Seed World

Free Access to Patented Innovation for Europe’s Small Vegetable Breeding Companies

Image by © Paul Burns/Corbis

Intellectual property rights play an important role in innovation including developments in plant breeding to make vegetables and crops more resilient, less demanding of resources, and higher yielding. These innovations help to meet sustainability goals, mitigate the impact of climate change, and support food security.

It is already an established practice of Bayer to offer licenses to its patented technologies and traits in vegetables at fair and reasonable royalty terms under its own E-licensing platform.

Earlier this year, recognizing the special situation of small breeding companies in Europe including concerns they may have regarding access to patented innovation, Bayer took the decision to offer free of cost access to our European patents on traits in vegetables which are in the Euroseeds PINTO database and licensable by Bayer.

Companies operating in the EU with less than 10 million Euro annual turnover and less than 50 employees (according to the EU definition of small enterprises) could benefit from this proposal for products developed and commercialized in the EU. Those companies might have less resources to access innovation on a royalty-bearing basis.

Hervé Monconduit, Head of Patents at Bayer in France and a European and French Patent Attorney, explains the intent; “We designed this to be a readily accessible and simplified process that allows small vegetable breeding companies to access patented traits without supplementary financial burden”

A European vegetable small breeding company identifying a trait of interest in a commercial vegetable crop for breeding new varieties for commercialization in an EU member state would first look into the Euroseeds PINTO database to determine if such variety would be covered by a patent on the trait. In this case, the company would then simply go on the Vegetables by Bayer e-licensing webpage to make a request for benefiting from the initiative.

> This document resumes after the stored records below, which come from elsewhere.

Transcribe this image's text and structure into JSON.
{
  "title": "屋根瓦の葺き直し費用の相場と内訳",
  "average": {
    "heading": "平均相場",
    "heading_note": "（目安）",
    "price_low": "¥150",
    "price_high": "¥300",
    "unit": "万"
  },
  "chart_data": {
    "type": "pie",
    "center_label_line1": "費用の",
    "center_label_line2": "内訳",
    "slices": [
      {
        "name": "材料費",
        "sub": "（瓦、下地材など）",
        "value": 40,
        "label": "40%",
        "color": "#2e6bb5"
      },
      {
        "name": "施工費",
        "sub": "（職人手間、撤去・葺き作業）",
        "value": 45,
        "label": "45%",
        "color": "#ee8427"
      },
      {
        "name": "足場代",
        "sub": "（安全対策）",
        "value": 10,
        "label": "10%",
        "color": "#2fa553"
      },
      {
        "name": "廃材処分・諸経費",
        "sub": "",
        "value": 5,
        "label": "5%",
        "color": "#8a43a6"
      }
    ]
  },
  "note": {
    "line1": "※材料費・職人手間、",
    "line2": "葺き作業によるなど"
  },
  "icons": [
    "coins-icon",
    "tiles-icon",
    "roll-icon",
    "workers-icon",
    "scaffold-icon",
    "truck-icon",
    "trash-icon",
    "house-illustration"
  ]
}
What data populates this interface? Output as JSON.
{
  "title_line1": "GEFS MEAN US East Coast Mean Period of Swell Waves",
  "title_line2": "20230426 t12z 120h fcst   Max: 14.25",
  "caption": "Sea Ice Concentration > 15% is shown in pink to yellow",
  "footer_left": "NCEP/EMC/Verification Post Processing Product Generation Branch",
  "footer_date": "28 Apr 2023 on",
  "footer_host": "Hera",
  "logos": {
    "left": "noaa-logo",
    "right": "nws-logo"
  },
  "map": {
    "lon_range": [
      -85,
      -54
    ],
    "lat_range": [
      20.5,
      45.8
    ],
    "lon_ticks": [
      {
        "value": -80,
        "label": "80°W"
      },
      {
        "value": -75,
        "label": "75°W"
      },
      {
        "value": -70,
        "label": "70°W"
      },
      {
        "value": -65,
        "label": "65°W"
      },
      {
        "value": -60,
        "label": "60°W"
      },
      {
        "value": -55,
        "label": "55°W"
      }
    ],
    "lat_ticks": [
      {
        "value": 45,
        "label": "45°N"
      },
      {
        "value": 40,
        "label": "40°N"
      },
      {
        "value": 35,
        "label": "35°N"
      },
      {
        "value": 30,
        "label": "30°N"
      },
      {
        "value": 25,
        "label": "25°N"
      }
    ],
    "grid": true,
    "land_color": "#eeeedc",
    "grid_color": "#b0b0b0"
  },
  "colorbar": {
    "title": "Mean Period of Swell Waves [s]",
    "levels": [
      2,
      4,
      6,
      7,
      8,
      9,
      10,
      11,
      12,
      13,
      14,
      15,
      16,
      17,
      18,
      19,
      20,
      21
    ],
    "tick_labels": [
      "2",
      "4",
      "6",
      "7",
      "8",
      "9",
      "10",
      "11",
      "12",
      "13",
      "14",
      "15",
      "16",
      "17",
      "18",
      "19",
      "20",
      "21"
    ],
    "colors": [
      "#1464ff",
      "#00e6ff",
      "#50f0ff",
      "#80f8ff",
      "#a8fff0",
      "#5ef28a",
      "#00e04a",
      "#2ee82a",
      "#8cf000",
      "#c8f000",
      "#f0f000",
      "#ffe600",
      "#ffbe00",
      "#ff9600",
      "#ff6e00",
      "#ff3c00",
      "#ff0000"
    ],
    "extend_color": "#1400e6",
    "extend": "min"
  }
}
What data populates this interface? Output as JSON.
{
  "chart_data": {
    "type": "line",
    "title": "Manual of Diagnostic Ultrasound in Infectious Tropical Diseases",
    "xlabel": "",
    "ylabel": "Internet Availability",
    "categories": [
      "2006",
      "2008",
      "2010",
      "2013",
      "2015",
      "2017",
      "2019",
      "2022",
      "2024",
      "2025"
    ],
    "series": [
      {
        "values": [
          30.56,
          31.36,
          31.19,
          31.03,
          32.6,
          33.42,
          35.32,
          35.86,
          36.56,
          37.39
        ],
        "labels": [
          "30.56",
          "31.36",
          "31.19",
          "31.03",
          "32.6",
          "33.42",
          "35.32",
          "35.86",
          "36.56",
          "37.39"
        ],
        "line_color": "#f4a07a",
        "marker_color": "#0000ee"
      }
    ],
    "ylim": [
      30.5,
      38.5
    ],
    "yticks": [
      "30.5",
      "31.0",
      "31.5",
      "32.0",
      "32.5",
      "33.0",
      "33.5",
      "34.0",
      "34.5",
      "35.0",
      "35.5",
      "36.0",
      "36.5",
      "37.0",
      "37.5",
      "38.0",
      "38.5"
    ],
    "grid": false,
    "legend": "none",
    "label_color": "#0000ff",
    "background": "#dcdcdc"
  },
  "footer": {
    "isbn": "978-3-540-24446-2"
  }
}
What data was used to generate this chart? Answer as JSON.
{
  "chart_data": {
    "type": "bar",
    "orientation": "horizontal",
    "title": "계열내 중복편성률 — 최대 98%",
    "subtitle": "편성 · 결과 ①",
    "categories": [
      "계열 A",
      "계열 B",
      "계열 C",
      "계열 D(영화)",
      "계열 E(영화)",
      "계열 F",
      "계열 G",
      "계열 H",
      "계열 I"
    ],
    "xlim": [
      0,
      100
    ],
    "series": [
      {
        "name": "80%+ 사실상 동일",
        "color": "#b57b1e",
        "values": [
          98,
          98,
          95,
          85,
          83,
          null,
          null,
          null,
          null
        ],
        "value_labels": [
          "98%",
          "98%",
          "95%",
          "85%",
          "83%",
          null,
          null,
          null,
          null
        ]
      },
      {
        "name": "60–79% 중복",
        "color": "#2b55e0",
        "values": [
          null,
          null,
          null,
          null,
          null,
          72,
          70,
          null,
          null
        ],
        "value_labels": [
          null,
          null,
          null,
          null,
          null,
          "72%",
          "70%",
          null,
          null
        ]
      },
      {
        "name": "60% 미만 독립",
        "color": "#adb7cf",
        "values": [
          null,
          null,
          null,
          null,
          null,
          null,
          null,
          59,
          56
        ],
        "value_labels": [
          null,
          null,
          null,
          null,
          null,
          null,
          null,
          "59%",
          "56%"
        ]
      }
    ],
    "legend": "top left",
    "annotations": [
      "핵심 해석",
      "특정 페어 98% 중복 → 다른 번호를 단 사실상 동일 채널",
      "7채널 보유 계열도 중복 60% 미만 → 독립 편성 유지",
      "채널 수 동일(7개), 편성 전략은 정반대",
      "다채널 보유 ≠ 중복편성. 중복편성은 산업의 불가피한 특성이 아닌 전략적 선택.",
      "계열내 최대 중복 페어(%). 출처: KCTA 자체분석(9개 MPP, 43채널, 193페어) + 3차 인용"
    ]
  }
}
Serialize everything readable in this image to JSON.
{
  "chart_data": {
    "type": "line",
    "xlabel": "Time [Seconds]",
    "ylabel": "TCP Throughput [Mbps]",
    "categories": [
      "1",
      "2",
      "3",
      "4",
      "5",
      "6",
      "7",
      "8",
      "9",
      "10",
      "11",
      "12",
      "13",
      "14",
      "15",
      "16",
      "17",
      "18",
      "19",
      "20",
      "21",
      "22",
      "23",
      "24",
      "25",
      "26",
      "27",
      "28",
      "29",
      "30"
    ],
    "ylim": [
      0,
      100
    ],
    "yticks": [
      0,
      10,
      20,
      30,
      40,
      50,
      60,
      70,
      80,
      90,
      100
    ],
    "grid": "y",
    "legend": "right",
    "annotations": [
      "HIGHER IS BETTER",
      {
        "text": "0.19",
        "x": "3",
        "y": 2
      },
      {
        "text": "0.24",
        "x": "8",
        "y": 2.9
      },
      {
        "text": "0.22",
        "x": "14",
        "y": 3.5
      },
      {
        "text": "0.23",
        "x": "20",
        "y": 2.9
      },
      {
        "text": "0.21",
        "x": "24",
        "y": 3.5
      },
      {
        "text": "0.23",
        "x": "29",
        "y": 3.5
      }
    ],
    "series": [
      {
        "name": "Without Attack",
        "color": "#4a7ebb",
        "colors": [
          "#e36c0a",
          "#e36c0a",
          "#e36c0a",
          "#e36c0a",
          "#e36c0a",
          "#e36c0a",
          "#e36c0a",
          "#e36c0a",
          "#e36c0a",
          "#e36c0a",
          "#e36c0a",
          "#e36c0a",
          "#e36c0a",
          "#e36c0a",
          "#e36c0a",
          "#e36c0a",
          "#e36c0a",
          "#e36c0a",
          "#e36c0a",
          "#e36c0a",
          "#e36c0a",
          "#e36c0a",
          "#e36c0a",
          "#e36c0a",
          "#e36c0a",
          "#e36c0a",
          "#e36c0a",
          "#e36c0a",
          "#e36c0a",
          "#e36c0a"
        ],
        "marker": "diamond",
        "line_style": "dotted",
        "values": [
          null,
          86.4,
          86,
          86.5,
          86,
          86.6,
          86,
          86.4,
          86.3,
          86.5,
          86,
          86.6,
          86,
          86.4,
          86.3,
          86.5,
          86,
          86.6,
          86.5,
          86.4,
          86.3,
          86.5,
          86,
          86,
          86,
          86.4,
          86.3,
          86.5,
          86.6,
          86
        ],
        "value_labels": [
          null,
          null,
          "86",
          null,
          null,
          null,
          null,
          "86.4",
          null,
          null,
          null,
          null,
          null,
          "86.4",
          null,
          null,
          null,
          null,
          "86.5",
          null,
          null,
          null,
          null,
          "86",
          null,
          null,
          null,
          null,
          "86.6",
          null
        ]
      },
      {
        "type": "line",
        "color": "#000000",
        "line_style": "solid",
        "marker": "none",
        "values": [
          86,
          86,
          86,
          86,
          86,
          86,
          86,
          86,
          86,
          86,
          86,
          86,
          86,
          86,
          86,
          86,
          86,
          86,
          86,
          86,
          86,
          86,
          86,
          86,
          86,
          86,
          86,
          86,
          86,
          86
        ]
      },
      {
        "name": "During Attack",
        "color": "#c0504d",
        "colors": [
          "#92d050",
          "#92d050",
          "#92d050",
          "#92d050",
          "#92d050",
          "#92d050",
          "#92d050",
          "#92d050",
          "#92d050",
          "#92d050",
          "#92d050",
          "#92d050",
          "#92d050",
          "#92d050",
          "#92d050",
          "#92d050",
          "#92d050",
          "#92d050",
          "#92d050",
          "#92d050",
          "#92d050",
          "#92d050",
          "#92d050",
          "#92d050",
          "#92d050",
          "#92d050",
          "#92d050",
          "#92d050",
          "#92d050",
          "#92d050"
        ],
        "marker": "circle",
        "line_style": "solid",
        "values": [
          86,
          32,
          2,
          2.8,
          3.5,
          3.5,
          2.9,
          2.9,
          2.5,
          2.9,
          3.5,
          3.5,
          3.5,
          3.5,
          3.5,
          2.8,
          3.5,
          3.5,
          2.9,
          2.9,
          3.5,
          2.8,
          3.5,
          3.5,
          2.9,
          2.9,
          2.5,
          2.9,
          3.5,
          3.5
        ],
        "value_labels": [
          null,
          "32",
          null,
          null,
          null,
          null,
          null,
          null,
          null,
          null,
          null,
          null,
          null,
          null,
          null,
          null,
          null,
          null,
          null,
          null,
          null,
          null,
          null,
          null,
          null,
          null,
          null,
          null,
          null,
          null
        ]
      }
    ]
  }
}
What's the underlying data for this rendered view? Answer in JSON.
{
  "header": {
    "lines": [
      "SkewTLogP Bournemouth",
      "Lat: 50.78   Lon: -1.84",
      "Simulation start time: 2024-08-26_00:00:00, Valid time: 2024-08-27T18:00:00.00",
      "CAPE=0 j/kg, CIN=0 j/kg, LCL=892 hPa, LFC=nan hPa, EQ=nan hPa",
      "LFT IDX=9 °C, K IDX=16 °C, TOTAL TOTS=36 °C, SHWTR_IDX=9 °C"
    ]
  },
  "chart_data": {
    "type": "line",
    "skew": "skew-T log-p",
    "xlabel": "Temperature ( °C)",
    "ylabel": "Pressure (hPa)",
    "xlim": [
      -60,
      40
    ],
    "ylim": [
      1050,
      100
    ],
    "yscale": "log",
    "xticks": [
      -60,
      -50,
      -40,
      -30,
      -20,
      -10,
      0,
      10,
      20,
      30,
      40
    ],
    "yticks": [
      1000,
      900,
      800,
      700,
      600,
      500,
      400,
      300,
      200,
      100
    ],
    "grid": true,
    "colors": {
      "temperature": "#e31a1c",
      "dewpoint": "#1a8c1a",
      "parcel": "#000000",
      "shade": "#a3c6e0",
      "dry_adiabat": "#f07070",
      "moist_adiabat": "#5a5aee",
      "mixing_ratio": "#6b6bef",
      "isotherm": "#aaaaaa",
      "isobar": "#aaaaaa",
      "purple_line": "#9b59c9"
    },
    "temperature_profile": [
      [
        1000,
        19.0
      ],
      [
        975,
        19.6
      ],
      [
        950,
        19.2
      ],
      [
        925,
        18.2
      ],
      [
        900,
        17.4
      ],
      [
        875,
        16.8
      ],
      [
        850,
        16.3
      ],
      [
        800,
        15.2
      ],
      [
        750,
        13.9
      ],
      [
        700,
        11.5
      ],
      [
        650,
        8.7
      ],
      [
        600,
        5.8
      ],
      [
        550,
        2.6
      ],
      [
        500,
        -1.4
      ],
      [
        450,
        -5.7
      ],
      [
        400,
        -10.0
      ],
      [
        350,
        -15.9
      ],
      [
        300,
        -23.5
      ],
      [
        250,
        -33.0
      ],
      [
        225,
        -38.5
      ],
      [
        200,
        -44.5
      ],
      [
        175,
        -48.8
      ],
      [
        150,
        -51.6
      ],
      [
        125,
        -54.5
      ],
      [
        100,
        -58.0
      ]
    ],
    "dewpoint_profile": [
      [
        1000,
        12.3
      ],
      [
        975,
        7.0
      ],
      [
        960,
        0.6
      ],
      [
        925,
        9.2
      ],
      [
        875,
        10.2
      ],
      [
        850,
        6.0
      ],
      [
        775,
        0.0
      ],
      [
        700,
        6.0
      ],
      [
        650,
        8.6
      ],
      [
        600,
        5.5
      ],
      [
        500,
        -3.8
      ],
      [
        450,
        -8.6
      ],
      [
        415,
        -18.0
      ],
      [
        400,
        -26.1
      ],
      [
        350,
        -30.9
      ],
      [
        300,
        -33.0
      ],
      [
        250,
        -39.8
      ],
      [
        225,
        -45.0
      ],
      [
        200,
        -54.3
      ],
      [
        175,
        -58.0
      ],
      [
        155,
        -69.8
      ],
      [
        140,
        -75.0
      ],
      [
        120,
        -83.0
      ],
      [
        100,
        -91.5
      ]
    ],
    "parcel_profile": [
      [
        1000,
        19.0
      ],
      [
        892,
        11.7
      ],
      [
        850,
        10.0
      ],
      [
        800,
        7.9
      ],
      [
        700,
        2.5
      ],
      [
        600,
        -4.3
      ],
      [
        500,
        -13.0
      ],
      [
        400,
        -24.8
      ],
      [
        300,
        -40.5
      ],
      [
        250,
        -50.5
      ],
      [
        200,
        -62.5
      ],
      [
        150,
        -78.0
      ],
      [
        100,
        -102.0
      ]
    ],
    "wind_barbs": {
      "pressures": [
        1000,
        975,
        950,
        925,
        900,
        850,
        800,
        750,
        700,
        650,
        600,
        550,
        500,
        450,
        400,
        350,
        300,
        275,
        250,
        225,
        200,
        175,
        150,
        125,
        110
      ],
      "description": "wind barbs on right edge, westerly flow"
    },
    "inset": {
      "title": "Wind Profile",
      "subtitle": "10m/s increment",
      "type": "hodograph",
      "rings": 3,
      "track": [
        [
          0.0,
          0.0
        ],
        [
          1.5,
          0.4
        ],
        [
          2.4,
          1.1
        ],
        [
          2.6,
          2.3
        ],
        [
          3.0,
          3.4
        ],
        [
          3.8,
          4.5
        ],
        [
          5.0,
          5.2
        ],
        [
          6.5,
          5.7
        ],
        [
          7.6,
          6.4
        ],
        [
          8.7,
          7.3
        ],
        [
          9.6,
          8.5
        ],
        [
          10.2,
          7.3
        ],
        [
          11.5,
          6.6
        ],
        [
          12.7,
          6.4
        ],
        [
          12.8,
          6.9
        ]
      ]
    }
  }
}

Except in situations where Bayer would not be in a position to grant rights on the patent, for example, due to previous contractual engagements, and subject to the company declaring that it is a European vegetable small breeding company, Bayer would issue a “non-assert agreement” in which it commits not to enforce its patent against the small breeding company for any new variety developed and commercialized in an EU member state that contains the patented trait.

Under the non-assert agreement, Bayer commits to grant this right for free and the small breeding company would only have to keep Bayer informed of its status as a European vegetable small breeding company. Should the small breeding company grow, either by organic or external growth, and no longer qualifies as a European vegetable small breeding company, Bayer commits to maintain the right granted under royalty terms, the rate of which would be fairly adjusted according to the new size of the company.

The reactions of small vegetable companies in Europe hearing about this initiative for the first time during its development has been highly encouraging. Ildem Bozkurt, Head of Vegetable seeds Commercial operations in Europe, Middle East and Asia said, “As we started to talk about this initiative to some small breeding companies in Europe, we received very positive feedback. Supporting food security needs to be inclusive of all players, large and small. ”

Bayer welcomes other owners of intellectual property rights to follow suit with similar initiatives. We also entertain discussions with a range of stakeholders and associations to share the proposal across the industry in the EU.

Bayer’s initiative also marks another step in our ambition to foster transparency (more info here).

We are committed to build up and strengthen trust by making information accessible from a whole range of areas including access to detailed product safety information and regulatory submission documents of our crop science products for instance.

More details on Bayers’ EU small vegetable breeding company initiative are available here. This initiative has been translated in various languages to support access by small vegetable breeding companies in the EU.

With this initiative, Bayer is working to remove the obstacles small vegetable breeding companies may face with regard to patents in Europe.